Sentinel Log Ingestion

Microsoft Sentinel can ingest and process most types of log data for further analysis. Sentinel can ingest log data from the following sources:

• Microsoft 365 services, including Office 365 services and Entra ID
• Microsoft Defender XDR services, including Defender for Endpoint, Defender for Identity, and Defender for Office 365, as well as Microsoft Defender for Cloud Apps
• Microsoft Defender for Cloud (in preview)
• Sources that support the Microsoft Graph REST-based API 
• Sources with third-party APIs supported by Microsoft Sentinel, like Google Workspace or Salesforce Service Cloud (via Azure Functions)
• Sources supported by the Log Analytics agent software
• Common Event Format (CEF) or Syslog sources.

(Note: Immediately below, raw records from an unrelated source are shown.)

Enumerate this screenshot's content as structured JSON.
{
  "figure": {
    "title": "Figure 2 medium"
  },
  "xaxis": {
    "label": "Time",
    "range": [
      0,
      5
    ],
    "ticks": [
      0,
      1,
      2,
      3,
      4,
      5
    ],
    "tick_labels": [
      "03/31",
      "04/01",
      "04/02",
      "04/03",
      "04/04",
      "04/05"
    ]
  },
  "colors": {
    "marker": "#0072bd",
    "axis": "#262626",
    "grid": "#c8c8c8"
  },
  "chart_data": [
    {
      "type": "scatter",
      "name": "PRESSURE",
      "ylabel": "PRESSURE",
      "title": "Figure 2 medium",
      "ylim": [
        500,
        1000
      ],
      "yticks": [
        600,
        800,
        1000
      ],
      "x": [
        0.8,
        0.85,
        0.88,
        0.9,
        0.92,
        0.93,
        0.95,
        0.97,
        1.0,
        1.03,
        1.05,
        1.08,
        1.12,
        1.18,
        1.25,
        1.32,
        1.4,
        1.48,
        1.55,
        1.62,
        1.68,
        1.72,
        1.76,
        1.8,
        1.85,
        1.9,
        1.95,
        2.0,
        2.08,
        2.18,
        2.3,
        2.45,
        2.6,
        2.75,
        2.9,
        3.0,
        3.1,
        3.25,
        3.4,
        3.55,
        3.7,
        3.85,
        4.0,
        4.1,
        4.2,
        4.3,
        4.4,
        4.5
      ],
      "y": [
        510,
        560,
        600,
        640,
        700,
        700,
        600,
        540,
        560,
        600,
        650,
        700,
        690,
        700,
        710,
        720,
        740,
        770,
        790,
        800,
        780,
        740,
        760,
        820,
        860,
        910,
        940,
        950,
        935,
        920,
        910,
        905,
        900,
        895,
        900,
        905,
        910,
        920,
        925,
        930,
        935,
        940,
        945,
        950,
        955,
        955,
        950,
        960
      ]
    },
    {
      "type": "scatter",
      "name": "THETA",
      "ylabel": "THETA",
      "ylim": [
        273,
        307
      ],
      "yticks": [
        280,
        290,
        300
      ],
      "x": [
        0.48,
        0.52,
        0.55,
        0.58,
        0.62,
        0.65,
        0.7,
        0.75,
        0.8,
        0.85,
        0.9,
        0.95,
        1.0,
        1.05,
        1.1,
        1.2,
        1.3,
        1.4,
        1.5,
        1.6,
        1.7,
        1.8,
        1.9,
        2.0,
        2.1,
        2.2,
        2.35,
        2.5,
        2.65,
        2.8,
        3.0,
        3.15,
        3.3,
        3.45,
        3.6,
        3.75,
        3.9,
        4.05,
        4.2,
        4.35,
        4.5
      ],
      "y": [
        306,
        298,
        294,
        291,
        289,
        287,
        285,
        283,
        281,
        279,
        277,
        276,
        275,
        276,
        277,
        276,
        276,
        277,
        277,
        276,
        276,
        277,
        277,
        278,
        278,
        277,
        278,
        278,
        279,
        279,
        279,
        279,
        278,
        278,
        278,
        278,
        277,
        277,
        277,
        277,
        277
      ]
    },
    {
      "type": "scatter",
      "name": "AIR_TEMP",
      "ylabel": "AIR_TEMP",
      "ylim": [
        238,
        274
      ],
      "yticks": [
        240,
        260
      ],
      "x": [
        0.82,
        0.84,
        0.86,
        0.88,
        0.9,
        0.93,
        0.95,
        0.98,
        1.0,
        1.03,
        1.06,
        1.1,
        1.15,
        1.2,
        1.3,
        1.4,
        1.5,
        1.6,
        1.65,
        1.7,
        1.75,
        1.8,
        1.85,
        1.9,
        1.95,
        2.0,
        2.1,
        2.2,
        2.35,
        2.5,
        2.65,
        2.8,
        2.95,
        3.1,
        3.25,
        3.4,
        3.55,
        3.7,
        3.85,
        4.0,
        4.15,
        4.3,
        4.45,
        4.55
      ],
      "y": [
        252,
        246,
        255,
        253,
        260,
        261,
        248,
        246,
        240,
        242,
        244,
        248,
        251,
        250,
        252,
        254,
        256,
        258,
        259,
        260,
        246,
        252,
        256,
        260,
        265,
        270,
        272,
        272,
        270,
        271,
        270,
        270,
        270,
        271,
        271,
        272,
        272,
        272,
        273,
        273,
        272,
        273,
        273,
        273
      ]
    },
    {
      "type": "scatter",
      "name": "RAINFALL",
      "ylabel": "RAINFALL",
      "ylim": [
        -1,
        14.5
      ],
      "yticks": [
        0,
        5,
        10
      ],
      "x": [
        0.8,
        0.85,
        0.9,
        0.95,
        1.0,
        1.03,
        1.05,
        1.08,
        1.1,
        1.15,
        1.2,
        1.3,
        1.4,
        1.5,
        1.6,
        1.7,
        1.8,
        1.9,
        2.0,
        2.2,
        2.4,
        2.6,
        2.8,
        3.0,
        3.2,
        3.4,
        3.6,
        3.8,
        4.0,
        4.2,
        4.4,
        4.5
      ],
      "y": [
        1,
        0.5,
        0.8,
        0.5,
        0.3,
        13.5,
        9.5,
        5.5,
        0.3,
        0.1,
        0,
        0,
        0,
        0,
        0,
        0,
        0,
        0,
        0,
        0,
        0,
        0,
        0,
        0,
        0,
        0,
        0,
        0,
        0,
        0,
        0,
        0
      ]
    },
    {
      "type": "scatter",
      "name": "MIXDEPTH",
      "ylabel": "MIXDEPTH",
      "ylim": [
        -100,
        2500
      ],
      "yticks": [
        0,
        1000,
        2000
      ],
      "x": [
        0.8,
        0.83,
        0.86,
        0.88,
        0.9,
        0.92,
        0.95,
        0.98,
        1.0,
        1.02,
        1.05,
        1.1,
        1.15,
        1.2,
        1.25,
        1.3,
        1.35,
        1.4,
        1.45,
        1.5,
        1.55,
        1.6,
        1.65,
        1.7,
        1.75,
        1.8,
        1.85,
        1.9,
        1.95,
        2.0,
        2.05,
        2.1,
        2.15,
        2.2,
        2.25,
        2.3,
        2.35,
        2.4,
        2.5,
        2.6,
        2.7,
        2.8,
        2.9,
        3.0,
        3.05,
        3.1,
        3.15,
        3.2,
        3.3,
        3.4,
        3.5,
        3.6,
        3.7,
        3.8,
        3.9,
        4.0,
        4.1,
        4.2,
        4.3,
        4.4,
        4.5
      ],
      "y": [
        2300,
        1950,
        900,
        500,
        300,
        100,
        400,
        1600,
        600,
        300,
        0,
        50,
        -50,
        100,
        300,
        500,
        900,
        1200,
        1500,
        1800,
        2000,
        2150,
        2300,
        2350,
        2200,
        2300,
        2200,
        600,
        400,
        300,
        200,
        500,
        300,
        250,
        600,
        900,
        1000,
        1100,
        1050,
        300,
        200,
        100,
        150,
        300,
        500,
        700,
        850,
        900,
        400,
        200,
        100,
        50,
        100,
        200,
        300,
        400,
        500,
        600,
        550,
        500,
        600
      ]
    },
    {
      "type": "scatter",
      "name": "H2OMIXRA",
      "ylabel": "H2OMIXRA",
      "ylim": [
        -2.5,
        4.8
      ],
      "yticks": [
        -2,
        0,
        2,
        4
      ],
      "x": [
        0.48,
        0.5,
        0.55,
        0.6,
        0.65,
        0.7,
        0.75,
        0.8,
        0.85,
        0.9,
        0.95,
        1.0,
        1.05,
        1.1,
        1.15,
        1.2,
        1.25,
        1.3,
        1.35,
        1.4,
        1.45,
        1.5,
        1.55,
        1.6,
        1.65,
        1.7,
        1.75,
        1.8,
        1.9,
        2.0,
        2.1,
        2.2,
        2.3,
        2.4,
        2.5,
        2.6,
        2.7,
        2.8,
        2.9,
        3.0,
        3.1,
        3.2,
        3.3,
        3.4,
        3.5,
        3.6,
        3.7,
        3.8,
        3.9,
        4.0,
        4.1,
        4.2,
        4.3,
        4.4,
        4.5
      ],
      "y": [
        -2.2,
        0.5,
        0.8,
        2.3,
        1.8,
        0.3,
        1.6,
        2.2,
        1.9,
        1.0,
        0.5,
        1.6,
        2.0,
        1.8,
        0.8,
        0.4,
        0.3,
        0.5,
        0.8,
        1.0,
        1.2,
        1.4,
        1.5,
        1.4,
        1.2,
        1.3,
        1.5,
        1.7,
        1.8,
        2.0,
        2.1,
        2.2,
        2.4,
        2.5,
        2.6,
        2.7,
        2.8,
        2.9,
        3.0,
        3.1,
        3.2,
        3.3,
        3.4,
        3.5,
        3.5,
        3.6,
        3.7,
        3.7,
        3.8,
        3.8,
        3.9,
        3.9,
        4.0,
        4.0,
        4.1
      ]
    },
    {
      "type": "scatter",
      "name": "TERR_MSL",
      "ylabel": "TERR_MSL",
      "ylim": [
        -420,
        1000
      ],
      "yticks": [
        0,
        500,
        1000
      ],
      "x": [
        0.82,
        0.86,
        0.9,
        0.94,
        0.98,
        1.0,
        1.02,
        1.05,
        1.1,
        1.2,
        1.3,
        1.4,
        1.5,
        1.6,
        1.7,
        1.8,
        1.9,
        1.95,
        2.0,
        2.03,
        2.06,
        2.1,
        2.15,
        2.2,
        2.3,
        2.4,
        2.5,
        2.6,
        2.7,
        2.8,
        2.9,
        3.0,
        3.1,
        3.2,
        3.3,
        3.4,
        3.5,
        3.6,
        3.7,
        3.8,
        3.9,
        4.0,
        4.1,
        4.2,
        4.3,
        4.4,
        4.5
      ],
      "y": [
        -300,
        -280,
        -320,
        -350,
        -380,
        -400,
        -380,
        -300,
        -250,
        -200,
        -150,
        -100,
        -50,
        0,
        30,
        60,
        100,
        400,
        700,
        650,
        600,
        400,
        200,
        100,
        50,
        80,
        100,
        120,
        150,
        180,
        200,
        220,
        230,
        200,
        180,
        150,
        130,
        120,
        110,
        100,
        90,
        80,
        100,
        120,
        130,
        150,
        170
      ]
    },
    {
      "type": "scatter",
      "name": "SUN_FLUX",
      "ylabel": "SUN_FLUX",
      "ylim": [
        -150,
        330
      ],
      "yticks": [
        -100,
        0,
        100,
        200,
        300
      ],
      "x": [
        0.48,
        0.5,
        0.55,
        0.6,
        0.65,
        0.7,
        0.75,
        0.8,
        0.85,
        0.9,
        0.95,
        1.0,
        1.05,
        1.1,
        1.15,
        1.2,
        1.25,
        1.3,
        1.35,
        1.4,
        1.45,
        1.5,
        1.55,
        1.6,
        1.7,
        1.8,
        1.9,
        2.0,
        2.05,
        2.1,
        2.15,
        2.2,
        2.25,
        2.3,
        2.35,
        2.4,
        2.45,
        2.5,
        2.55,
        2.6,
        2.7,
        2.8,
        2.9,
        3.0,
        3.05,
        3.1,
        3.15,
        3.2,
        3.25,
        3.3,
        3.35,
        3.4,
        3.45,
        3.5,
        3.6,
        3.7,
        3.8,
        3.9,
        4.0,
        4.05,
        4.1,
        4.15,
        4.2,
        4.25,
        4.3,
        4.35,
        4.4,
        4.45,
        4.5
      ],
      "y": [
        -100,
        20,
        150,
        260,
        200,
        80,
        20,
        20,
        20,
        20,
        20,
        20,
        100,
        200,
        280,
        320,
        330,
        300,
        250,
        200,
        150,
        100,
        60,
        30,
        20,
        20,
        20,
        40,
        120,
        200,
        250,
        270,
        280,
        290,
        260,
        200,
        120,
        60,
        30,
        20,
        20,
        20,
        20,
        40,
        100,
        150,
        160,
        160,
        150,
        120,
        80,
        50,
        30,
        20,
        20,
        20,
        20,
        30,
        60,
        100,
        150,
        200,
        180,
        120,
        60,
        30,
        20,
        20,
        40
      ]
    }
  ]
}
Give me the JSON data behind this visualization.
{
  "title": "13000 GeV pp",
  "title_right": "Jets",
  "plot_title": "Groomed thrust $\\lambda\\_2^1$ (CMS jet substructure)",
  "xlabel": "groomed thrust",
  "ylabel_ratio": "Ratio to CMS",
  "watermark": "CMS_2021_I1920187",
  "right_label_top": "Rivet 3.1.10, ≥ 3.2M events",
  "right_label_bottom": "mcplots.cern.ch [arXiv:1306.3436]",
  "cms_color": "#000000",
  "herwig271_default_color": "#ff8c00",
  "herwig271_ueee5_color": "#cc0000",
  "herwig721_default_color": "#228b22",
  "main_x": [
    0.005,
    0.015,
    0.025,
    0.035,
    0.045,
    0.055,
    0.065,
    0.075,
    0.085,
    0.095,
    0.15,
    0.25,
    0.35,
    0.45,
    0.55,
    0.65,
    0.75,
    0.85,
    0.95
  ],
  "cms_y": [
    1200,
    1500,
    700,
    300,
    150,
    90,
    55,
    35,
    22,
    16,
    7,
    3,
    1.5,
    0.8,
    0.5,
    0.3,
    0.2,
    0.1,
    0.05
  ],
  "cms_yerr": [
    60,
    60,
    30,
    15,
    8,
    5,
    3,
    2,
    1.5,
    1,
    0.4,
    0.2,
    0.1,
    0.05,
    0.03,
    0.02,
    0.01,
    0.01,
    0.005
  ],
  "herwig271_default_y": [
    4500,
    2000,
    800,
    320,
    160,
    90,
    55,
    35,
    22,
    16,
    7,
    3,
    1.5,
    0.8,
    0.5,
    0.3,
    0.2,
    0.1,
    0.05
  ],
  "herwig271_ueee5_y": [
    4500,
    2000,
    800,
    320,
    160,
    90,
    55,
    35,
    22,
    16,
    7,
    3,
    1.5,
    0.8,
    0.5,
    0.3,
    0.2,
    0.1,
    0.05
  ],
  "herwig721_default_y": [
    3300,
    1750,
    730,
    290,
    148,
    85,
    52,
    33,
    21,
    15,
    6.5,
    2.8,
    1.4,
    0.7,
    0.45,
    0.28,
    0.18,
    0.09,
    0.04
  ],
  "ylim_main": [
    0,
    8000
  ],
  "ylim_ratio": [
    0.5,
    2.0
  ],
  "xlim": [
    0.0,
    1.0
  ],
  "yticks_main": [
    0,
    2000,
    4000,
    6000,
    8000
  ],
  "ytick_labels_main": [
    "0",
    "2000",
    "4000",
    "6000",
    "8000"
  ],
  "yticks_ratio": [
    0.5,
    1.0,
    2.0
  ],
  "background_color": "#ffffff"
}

With a handful of exceptions, organizations must pay a per-GB data charge for all event and alert data ingested into Log Analytics, and again when that data is ingested into Sentinel.

Sentinel can also ingest data from third-party security solutions, including Check Point Systems, F5, Fortinet, Palo Alto Networks, Symantec, and other vendors, and most of these connectors are formally documented online in Sentinel documentation. However, customers using many of these technologies are likely to already have SIEM solutions like Splunk in place.